Arnika: Verwendung, Forschung, Nebenwirkungen

Die Schmerzbehandlung ist nicht einfach. Die Nebenwirkungen von verschreibungspflichtigen Schmerzmitteln können diese Option für viele Menschen weniger attraktiv machen. Es gibt auch die sehr reale Möglichkeit, von den Medikamenten abhängig zu werden, wie die aktuelle Opioidkrise zeigt. Es ist sinnvoll, alternative, nicht süchtig machende Wege zu finden, um Schmerzen zu behandeln und die Einnahme von verschreibungspflichtigen Schmerzmitteln zu vermeiden.
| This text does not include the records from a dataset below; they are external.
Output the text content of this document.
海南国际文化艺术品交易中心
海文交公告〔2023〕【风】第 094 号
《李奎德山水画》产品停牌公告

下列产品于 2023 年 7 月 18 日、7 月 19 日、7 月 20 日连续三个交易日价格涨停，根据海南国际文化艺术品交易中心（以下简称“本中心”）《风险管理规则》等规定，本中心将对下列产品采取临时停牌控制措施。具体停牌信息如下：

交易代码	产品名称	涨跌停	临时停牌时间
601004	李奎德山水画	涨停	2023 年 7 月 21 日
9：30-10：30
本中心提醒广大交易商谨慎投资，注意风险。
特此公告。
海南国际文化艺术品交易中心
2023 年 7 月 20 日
Arnika: Verwendung, Forschung, Nebenwirkungen

Eine mögliche Alternative ist die homöopathische Medizin. Obwohl es kaum wissenschaftliche Erkenntnisse gibt, wird die homöopathische Medizin seit Jahrhunderten verwendet. Arnika ist ein solches Beispiel.

Was ist Arnika?

Die Arnika stammt aus der mehrjährigen Arnica montana, einer gelb-orangenen Blume, die in den Bergen Europas und Sibiriens wächst. Sie wird manchmal als „Berggänseblümchen“ bezeichnet, weil ihre Farbe und Blütenblätter wie die bekannte Blume aussehen. Cremes und Salben aus dem Blütenstand können zur Behandlung folgender Beschwerden verwendet werden:

  • Muskelkater und -schmerzen
  • Prellungen
  • Gelenkschmerzen und Schwellungen
  • Entzündung

Was die Forschung sagt

Arnika wird häufig zur Behandlung von Prellungen verwendet, daher ist es beliebt bei Menschen, die sich kürzlich einer Operation unterzogen haben, insbesondere einer plastischen Operation. Obwohl die wissenschaftliche Forschung auf diesem Gebiet nicht eindeutig ist, sollen topische Cremes und Arnika-haltige Gele bei Schmerzen und Prellungen der Haut helfen.

Eine Studie aus dem Jahr 2006 mit Menschen, die sich einer Rhytidektomie – einer plastischen Operation zur Faltenreduzierung – unterzogen haben, zeigte, dass homöopathische Arnika die Heilung deutlich verbessern kann. Arnika hat sich bei der Heilung mehrerer postoperativer Zustände bewährt. Dazu gehören Schwellungen, Prellungen und Schmerzen.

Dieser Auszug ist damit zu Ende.